Formado por um carioca e um paulista em Poços de Caldas, no Sul de Minas, o Duo Flávio Danza e Rodrigo Mendonça destaca a visibilidade que o BDMG Instrumental trará para seu trabalho. “É um privilégio, pois tantos nomes importantes da nossa música passaram por essa iniciativa”, comenta Mendonça.

Também foram premiados o bandolinista Welligton Gamal e o baterista Antônio Loureiro, como melhores instrumentistas, e o violonista Wallace Gomes, como melhor arranjador, pela forma como trabalhou a canção “A paz”, de Gilberto Gil.

A flautista Nara Pinheiro homenageou Nara Leão e tocou com Camila Rocha, no BDMG Instrumental (foto: Élcio Paraíso/divulgação)

Nara prepara disco autoral

A flauta transversal entrou na vida de Nara Pinheiro há de 13 anos, quando ela tinha 17. Ela fez bacharelado nesse instrumento musical na Universidade Federal de Juiz de Fora (UFJF) e se aprimorou na Bituca – Universidade de Música Popular, em Barbacena.





O BDMG Instrumental é vitrine importante para músicos do interior, afirma a juiz-forana. Na competição, Nara apresentou as autorais “Ilusão”, “Tempo de vendaval” e “Crianças”, que farão parte de seu álbum, gravado em 2021. “Foi a primeira vez que as apresentei em público, antes mesmo de lançar o disco”, ela conta.

“Com açúcar, com afeto”, de Chico Buarque, foi a canção que Nara escolheu para arranjar. “Assisti ao documentário recém-lançado da Nara Leão, essa música estava na trilha sonora.

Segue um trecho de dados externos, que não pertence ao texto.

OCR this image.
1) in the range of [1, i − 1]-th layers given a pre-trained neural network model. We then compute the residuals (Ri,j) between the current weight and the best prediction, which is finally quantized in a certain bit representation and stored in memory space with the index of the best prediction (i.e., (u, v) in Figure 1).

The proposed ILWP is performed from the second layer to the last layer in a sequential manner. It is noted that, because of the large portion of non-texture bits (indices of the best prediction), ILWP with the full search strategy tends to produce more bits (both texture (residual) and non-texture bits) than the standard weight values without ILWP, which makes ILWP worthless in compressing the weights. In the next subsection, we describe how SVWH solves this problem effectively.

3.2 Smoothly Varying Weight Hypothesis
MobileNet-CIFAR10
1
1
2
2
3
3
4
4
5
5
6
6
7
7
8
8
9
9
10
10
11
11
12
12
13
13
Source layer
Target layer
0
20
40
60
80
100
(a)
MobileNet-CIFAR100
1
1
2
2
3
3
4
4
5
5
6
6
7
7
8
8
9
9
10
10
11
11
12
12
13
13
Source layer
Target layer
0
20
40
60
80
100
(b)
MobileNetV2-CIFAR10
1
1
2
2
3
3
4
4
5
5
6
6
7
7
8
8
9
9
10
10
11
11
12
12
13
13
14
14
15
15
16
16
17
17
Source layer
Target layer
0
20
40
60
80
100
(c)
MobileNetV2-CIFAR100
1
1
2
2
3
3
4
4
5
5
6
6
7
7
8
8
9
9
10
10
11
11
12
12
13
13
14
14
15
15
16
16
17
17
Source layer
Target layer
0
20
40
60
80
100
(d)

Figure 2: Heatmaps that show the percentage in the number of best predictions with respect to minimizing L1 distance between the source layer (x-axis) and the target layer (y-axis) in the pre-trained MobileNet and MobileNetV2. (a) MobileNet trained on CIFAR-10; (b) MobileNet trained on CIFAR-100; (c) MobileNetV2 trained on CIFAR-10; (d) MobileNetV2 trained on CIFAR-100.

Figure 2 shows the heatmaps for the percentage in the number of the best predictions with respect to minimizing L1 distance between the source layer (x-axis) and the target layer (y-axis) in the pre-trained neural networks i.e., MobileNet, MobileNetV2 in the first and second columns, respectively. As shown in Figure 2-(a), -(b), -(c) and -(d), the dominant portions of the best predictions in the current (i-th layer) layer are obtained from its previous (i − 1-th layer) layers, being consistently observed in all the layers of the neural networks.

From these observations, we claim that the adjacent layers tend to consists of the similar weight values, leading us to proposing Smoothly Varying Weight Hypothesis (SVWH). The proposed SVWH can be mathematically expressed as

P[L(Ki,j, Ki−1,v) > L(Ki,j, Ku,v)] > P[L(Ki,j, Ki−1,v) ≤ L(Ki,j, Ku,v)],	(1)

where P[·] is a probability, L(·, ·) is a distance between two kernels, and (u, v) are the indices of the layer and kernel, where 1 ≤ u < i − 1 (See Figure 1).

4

Minha intenção foi fazer homenagem a ela, pois me sinto ligada à artista, por termos o mesmo nome e por eu nascer no ano em que a Nara faleceu”, diz. E destaca a influência da cantora na MPB, Bossa Nova, Tropicália e Cinema Novo.

PROFESSORA 

Atualmente, a mineira faz mestrado na Universidade Federal do Estado do Rio de Janeiro (UFRJ). Desde 2019, dá aulas no Conservatório Estadual de Música, em Juiz de Fora. Em 2015, venceu os prêmios Jovem Músico e Jovem Instrumentista, realizados pelo BDMG Cultural.





“Esses eventos me abriram vários caminhos, pois comecei a ter confiança para liderar grupos e a receber convites de outros festivais, que me conheceram a partir das premiações. Foram momentos importantes para acreditar no meu próprio trabalho”, diz Nara Pinheiro.

Sillas Prado, músico da noite, abraçou também a vida acadêmica (foto: Élcio Paraíso/divulgação)

Sillas é cria das bandas

Sillas Prado começou a tocar aos 10 anos, na banda de música criada pelo avô em Francisco Dumont, cidade do Norte de Minas onde nasceu. A família se mudou para Sete Lagoas e ele se profissionalizou aos 15 anos, tocando em bares. 

O saxofonista e flautista mineiro virou multi-instrumentista graças às bandas de música. “Acabei escolhendo a flauta e o saxofone para trabalhar profissionalmente. O sax foi meu primeiro instrumento, por conta de fatores mercadológicos e de compositores que admiro. Aprendi flauta devido à influência de saxofonistas que tocam o instrumento, como Nivaldo Ornelas, Letieres Leite, Carlos Malta e Teco Cardoso”, conta.




BITUCA 

Em 2015, Sillas passou a estudar na Bituca – Universidade de Música Popular, em Barbacena. Dois anos depois, ingressou na Universidade Federal de Minas Gerais (UFMG), onde se formou em música popular. Atualmente, faz mestrado em performance musical.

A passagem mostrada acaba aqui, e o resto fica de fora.